Co do przyszłości to jest ona mglista ale widzę przebijające się z niej błyski ciepłego różowego światła i miły zapach.Ciekawe co to za zapach.Nie potrafię go zidentyfikować.W każdym razie jest on przyjemny.Tak jak przyszłość.
Myślę o przyszłości a nie potrafię nawet sobie określić co będę robić jutro.Ba, nie wiem co będę robić dziś wieczorem.Znów wylądują na dachu N. i będę oglądać gwiazdy jedząc zapiekanki i pijąc whisky.Liczę na kreatywność ze strony znajomych.

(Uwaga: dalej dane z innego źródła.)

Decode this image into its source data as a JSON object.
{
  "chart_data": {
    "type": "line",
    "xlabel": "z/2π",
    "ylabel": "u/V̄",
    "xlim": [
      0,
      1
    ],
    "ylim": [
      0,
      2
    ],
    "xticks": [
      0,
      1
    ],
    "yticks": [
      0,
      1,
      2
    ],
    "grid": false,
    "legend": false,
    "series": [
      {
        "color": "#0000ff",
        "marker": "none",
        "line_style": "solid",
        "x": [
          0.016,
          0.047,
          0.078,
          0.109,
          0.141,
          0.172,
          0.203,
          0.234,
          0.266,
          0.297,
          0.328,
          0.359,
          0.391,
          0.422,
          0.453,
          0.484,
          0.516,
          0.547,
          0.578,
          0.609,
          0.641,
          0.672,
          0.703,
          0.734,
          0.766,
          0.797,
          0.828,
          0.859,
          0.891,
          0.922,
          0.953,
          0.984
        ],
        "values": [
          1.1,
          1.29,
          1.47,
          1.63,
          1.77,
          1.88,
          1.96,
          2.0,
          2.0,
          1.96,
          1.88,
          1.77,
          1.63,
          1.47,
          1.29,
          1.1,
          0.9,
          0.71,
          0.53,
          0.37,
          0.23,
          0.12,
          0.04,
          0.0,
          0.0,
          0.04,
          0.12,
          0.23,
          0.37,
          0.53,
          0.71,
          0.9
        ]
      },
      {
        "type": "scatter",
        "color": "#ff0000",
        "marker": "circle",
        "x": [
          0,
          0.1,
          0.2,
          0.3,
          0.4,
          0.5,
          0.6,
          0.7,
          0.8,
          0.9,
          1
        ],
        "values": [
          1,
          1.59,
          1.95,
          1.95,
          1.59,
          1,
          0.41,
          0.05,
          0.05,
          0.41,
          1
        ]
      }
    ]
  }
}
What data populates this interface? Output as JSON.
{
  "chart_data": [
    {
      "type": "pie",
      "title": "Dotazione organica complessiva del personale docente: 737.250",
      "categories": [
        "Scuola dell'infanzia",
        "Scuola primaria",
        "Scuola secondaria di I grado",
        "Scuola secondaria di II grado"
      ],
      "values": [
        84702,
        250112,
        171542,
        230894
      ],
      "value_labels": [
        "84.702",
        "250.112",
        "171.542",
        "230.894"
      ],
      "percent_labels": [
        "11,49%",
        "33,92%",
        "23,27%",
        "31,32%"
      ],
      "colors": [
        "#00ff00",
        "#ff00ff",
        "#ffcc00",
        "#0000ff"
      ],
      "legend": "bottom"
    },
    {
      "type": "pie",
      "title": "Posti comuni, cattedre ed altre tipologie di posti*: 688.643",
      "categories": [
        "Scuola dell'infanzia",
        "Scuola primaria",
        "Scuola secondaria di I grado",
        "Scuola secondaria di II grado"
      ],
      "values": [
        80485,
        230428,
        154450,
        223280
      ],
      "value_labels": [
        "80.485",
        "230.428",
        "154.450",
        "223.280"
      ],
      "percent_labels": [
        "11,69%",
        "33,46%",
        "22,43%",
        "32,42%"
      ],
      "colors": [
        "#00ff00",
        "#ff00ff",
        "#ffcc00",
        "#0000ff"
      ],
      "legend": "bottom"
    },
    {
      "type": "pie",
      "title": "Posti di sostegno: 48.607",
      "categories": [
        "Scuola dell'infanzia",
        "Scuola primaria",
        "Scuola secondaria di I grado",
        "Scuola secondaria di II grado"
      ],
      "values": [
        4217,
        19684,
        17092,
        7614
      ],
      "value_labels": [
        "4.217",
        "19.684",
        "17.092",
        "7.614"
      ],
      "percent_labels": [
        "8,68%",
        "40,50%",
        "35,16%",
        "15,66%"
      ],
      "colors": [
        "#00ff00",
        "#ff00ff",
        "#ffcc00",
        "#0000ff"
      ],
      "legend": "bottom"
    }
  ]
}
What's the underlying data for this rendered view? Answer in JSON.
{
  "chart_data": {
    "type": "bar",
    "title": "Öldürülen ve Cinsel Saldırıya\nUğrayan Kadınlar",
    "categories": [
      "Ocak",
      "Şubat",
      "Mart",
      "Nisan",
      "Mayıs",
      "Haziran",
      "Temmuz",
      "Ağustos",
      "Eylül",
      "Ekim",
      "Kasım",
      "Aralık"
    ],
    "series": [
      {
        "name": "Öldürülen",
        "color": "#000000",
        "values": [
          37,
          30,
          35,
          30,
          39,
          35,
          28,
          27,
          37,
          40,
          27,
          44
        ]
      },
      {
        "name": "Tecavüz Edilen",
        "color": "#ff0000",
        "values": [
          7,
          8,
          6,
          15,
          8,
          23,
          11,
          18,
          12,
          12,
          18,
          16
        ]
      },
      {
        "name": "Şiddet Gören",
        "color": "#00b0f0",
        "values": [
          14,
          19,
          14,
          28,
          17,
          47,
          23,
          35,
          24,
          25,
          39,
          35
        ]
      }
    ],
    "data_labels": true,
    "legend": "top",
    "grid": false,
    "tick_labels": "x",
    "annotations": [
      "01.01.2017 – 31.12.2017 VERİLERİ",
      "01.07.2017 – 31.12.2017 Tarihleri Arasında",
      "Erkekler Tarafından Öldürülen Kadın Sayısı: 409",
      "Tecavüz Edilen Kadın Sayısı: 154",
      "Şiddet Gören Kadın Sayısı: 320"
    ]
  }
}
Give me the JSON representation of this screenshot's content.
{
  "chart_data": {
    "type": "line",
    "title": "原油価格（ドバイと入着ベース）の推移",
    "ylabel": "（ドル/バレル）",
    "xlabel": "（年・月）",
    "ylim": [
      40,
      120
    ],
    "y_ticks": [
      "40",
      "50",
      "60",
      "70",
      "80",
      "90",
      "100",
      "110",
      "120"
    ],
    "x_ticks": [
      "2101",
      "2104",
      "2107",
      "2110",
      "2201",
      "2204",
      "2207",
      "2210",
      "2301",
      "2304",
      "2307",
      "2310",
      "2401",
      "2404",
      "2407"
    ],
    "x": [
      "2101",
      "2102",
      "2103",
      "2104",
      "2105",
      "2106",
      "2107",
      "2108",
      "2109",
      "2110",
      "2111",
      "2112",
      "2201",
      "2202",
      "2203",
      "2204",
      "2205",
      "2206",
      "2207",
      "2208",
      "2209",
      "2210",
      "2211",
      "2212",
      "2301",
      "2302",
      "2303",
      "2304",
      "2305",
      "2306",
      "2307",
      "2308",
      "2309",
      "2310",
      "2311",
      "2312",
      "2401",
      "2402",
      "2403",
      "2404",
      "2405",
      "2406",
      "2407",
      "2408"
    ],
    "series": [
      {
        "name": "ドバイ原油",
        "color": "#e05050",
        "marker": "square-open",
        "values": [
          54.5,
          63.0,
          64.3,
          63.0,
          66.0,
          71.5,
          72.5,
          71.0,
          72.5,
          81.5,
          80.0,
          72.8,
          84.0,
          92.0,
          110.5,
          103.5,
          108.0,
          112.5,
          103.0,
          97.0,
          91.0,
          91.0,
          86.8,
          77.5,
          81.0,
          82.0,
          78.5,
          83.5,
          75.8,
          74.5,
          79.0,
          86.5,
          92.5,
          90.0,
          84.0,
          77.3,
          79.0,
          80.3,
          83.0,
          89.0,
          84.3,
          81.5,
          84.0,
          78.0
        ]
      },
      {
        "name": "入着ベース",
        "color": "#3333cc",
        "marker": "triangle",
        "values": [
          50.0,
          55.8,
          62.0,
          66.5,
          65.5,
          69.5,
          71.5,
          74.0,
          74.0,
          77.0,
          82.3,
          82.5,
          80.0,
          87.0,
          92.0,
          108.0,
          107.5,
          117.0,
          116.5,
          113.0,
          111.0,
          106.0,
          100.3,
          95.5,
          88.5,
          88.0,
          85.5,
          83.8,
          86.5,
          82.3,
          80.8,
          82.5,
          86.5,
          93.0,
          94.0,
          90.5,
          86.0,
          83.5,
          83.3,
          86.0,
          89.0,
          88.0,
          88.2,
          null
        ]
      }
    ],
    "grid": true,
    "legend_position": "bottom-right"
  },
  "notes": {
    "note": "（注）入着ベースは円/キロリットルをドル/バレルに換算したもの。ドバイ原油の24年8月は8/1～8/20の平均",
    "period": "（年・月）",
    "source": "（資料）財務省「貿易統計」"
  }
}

Jeśli przekonali mnie do pójścia na karaoke to może i przekonają mnie do pójścia na koncert jakieś miejscowego zespołu.Chociaż i tak wszystko kończy się w ogródku u N.

Nie wiem dlaczego ale chce mi się śpiewać 'Walkirię" Wagnera.Rzecz jasna nie znam słów i robię to łamanym niemieckim usłyszanym kiedyś w jakieś kreskówce.Może to przez jej hełm?
You've got the love.
3 komentarze:
mi się łza kręci na myśl o tym,że nadchodzący rok szkolny będzie ostatnim w naszym młodzieńczo-beztroskim życiu.
Widzę,że też gustujesz w degustacji jedzenia na dachu! ;)
Mi łza się kręci na myśl,że już nigdy nie usiądę w szkolnej ławie.Nie doceniałam szkoły.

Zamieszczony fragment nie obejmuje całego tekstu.